PALU – Ketua Komisi IV DPRD Provinsi Sulawesi Tengah, Hidayat Pakamundi, menyoroti lonjakan signifikan kunjungan pasien di RSUD Undata Palu setelah program Berani Sehat dijalankan. Program yang memungkinkan masyarakat berobat cukup dengan KTP itu disebutnya membawa dampak besar pada okupansi rumah sakit.
“Biasanya kunjungan harian hanya 200 sampai 300 orang, tapi setelah ada Berani Sehat, bisa sampai 600–700 orang per hari,” ungkap Hidayat dalam rapat dengar pendapat (RDP) bersama Dinas Kesehatan dan manajemen RSUD Undata, Senin (23/9).

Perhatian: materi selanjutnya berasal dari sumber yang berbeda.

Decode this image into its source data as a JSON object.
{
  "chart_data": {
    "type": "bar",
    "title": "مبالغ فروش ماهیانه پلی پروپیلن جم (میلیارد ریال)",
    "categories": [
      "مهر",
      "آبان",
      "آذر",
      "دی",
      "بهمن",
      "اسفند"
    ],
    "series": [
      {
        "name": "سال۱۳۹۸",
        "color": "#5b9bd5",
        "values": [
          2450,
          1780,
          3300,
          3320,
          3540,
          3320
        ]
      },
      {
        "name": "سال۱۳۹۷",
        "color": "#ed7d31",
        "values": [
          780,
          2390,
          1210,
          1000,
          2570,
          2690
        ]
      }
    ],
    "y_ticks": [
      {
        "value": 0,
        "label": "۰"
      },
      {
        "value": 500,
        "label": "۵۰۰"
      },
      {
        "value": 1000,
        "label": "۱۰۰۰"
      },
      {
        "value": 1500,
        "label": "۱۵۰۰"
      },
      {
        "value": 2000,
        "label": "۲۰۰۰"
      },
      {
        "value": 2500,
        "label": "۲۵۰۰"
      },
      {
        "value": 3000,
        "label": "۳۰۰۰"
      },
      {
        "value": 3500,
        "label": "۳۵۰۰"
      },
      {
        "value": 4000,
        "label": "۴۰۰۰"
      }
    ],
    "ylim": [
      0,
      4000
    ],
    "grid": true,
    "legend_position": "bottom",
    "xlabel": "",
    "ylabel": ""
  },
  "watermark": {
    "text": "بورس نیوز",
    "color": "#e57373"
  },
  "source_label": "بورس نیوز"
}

Menurut Hidayat, lonjakan pasien ini menandakan bahwa program Berani Sehat mendapat respon positif dari masyarakat. Namun, ia mengingatkan agar manajemen rumah sakit tetap menjaga kualitas layanan di tengah meningkatnya beban kerja tenaga kesehatan.
“Sekarang masyarakat sudah berpikir bahwa datang ke rumah sakit tidak lagi berbayar. Tapi di sisi lain, rumah sakit harus siap dengan segala konsekuensinya,” ujarnya.
Hidayat juga meminta pihak rumah sakit dan Dinas Kesehatan memaparkan secara terbuka realisasi anggaran dan jumlah penerima manfaat dari program tersebut. “Kita ingin tahu berapa besar dana yang sudah terserap, berapa orang yang sudah dilayani, dan berapa total nilai anggaran yang digunakan sampai September ini,” katanya.
Politikus yang dikenal vokal itu juga menyoroti munculnya keluhan masyarakat di media sosial tentang pelayanan RSUD Undata. Ia berharap manajemen rumah sakit memberikan klarifikasi dan perbaikan nyata.
“Beberapa waktu terakhir, ada pemberitaan kurang menyenangkan soal layanan di RSUD Undata. Kita ingin dengar langsung penjelasan dari Direktur dan jajarannya agar masyarakat mendapat informasi yang berimbang,” pungkasnya.